Investment portfolio: what it is, what happens and how to compose it

To invest all means in only one instrument of capital multiplication has always been considered a very risky undertaking. It is much more stable and efficient to distribute funds in different directions so that possible losses in one area are offset by an increased level of income in another. The practical implementation of this idea is an investment portfolio. In fact, it represents the totality of financial and real investments. If we talk about the stock market, then in the narrow sense of the word, this term means absolutely all securities, regardless of type, duration and liquidity, belonging to a legal entity or individual, acting as an integral object of management.

investment portfolio
What is an investment portfolio?

Each investor has its own priority between the risks, profitability and liquidity of investments. Depending on the ratio of these factors, we can distinguish a portfolio of growth, income, and mixed, reasonably combining both of these areas. Each of them has its own goals and features. Thus, the investment growth portfolio is aimed at maximizing income in the long term. In this case, the investor refuses high-yield areas that generate income for a short period of time. As a rule, the basis of such a portfolio is securities steadily showing growth, and its purpose is to increase capital by increasing the market value of such assets. At the same time, dividends play a secondary role. The investment income portfolio, on the contrary, aims to maximize profits from each transaction and is designed for maximum profitability in the short term.

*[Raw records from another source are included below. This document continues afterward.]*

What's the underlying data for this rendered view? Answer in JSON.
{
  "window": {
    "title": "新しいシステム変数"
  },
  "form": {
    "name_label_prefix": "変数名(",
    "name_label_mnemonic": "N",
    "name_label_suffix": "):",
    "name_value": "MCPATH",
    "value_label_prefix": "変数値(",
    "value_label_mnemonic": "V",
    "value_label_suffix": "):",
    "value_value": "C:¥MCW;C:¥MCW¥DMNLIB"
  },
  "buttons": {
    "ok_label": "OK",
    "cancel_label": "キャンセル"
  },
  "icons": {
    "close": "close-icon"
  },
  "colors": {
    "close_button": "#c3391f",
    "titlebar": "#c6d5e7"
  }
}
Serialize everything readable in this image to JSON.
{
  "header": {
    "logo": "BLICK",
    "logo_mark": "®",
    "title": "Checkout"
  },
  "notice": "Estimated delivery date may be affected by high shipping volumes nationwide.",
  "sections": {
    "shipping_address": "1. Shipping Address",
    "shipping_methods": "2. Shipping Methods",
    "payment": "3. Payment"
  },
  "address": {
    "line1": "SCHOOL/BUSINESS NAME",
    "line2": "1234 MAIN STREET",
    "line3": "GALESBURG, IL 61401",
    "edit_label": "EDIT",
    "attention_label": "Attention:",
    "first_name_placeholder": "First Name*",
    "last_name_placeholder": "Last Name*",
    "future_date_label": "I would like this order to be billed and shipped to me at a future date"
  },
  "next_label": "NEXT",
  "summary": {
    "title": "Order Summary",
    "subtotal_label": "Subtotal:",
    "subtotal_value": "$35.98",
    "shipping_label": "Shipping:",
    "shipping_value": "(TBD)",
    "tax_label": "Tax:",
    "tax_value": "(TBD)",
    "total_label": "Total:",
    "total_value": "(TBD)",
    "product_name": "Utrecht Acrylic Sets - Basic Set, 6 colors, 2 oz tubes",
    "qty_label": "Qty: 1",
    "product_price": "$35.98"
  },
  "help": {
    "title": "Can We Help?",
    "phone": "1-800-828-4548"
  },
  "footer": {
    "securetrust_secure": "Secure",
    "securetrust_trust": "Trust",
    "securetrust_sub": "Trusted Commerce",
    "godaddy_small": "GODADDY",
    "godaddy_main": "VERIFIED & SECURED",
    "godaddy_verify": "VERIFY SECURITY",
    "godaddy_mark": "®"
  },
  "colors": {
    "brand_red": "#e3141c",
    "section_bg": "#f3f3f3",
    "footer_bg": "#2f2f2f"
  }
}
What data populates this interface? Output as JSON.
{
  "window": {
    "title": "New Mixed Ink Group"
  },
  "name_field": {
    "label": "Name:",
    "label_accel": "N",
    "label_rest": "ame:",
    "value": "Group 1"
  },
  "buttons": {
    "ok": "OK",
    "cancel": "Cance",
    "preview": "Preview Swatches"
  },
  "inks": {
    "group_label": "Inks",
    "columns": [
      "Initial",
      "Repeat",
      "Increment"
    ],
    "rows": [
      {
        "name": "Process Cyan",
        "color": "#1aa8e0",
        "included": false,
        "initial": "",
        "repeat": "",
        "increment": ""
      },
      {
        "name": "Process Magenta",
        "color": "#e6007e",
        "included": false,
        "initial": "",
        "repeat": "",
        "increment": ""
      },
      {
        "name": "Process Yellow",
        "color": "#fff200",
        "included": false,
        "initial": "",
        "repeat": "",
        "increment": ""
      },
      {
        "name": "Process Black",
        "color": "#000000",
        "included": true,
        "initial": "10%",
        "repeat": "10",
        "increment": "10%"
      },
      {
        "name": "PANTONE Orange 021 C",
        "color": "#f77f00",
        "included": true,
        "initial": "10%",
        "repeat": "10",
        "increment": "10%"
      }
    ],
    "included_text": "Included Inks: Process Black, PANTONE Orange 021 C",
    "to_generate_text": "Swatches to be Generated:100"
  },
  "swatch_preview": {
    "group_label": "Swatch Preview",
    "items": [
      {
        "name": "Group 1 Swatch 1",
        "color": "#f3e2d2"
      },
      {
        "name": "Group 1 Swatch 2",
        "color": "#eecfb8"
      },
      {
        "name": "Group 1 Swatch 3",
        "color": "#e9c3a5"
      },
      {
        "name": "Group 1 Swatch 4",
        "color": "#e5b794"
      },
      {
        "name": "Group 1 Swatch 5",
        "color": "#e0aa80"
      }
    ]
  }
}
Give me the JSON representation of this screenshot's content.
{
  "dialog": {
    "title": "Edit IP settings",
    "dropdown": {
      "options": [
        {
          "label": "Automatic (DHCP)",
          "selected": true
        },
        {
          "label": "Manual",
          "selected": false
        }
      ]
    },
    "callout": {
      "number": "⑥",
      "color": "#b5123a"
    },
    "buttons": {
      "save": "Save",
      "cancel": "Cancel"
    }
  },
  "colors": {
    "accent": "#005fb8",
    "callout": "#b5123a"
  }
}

In this case, the long-term prospect of securities is not critical, and the decisive criterion for choosing securities is high current income, including through dividend and interest payments. The risk of the investment portfolio in this case is significantly higher than the previous option. These two species are extremes that are only relevant in special cases and under certain circumstances. The best thing, of course, is to form a balanced portfolio, or as it is also called, an investment portfolio of growth and income. Its goal is the optimal combination of profitability and risk.

investment portfolio risk
The choice of investment tools

Regardless of the type of portfolio, we recommend diversification everywhere. A huge number of factors affect different papers, and keeping track of all of them is impossible. Therefore, the concept of an investment portfolio involves a reasonable distribution of funds between different types of financial instruments. After choosing a class of assets, it makes sense to distribute funds between different types of securities belonging to this class. For example, if the government decided to focus its efforts on the energy industry, instead of buying a clear leader in all capital, it is better to purchase shares in several companies working in this field. Another option for diversification is the choice of securities with different terms of payment of dividends. This will allow reinvesting in assets whose value has gone up significantly.

investment portfolio concept
Periodic revision

At least once a year, you need to do a comprehensive analysis and evaluate the current distribution of assets and, if necessary, adjust the ratio of assets. At first, it is important to learn how to achieve goals on time in the long term, and as experience accumulates, when there is a sense of confidence in your forecasts, you can adjust the portfolio more often.

Reinvestment

Regular investment of a part of the profit received in assets can greatly increase capital. Moreover, instead of a major contribution at the end of the annual period, it is better to invest 1/12 of this amount on a monthly basis. Although it is quite acceptable to make large investments, if they are at the moment, and the current situation requires quick action.